You know, you have an entire state of California, which is coming apart at the seams and how many people are reporting on on that issue first hand and showing the growing number of homeless tents that line the Pacific Coast Highway, You know, and what does that mean And challenging you, You know, you're not it's not happening. There's no investment in reporting. And and it's partly because we as journalists, as an industry have yet to own our failures.

We're still basically, we're still in the front lines of an ideological war. How can I follow? You. Well, I have my show. Going Rogue with Lara Logan, which is a podcast that's on it's on X, it's on YouTube until they sits or until they kick us off. It's on rumble.
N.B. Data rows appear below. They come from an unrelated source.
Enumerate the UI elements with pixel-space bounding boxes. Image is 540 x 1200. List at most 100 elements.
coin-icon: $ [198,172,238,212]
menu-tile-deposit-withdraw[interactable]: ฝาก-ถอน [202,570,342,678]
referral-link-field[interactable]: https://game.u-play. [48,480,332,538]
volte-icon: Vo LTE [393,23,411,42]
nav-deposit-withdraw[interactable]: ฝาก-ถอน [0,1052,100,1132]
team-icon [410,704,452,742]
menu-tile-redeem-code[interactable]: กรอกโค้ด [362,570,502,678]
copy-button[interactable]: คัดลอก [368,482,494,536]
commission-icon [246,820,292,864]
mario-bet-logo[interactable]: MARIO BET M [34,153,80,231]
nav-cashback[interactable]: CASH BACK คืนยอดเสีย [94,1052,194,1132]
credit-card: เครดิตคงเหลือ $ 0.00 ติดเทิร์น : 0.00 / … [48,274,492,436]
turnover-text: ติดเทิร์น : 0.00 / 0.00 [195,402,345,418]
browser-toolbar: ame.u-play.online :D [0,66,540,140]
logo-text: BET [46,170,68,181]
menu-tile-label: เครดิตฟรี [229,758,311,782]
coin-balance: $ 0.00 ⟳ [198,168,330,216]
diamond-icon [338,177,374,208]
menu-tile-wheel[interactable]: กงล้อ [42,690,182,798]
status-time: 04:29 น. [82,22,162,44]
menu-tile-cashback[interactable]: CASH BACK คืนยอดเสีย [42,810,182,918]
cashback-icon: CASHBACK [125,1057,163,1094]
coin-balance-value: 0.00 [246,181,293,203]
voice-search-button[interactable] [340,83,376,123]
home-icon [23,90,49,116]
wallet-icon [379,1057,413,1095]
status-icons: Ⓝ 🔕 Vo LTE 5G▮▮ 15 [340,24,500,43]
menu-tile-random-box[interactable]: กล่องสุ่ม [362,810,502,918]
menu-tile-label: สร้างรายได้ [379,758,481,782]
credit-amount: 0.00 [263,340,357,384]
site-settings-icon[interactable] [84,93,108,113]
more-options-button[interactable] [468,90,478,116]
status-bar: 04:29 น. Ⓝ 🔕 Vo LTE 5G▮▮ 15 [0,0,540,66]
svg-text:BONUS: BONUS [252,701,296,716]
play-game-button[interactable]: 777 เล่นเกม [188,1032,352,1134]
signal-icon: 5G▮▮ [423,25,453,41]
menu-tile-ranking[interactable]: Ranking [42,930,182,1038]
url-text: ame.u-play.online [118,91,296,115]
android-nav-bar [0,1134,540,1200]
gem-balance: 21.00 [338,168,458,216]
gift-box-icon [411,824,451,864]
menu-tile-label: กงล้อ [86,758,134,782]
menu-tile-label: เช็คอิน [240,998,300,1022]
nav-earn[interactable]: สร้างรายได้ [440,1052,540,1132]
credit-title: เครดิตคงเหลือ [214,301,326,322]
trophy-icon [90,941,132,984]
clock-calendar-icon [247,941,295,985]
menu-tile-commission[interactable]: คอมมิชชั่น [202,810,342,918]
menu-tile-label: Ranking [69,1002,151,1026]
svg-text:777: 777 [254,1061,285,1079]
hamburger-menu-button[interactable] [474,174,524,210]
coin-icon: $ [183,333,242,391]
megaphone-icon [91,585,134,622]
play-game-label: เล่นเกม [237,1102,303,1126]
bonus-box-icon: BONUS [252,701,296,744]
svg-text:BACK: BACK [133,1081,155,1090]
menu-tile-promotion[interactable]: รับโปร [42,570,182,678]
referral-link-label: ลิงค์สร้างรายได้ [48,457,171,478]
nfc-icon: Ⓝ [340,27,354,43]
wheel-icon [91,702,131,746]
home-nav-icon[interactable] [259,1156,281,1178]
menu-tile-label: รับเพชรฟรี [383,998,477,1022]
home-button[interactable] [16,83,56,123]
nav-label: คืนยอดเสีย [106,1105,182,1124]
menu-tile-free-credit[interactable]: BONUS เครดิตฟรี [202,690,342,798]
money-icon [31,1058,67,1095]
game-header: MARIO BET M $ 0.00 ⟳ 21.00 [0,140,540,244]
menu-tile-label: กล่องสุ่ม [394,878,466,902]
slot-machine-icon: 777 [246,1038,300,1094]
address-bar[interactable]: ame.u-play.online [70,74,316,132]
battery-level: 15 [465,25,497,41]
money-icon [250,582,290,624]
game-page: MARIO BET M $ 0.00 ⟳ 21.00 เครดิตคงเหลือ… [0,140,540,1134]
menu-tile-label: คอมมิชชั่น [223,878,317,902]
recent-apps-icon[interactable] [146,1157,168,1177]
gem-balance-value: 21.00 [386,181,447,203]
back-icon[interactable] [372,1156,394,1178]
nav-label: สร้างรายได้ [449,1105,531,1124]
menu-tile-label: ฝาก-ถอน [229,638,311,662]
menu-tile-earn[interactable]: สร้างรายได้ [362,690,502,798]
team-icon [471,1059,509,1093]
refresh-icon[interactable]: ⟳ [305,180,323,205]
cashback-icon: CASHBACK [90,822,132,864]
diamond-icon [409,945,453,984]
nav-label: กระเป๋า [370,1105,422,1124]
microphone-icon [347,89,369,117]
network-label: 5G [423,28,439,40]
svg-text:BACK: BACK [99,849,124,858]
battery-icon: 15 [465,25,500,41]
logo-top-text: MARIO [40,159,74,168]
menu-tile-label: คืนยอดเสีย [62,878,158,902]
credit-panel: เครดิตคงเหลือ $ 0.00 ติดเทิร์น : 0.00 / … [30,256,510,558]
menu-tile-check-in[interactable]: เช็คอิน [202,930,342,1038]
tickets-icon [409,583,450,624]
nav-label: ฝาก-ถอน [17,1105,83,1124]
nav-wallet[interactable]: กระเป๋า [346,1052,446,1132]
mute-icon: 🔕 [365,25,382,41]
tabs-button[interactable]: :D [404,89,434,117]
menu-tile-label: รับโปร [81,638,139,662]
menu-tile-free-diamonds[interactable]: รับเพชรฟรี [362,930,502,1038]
You can find it on laralogan.com and sub stack and you know, basically any platform out there that we can be on, we're on we're on Spotify. So if, if people, you know, we tried going on TikTok, by the way, we got a couple strikes

straight out of the box. So I don't know how long we'll survive on TikTok, but I would, I would really love people to watch my show because, you know, I'm taking on some very significant topics, everything from satanic accelerationist cults, which are these people who believe that by committing evil, they can accelerate the decline of humanity and the role that they have to these mass shootings in America, trafficking, high level trafficking in the music

industry, you know, low fare in the United States, which effects everything the Trump administration is doing right now. So I mean, you know, we're, we're the people love the show very much. And I think it's, it's sort of because people are starved of substantial information, right? They want substance. They don't want just the the headlines. There's room for just the headlines. We all need that. Sometimes in the morning, you just want to know what the news is, right?

But but there's a lot of people that want to go beyond the headlines. And that's kind of the nature of the show. Well, on that note. My favourite African American journalist, Laura Logan, thank you for joining me in the trenches. Thank you SO. Much, Jeremy. We'll talk soon, OK?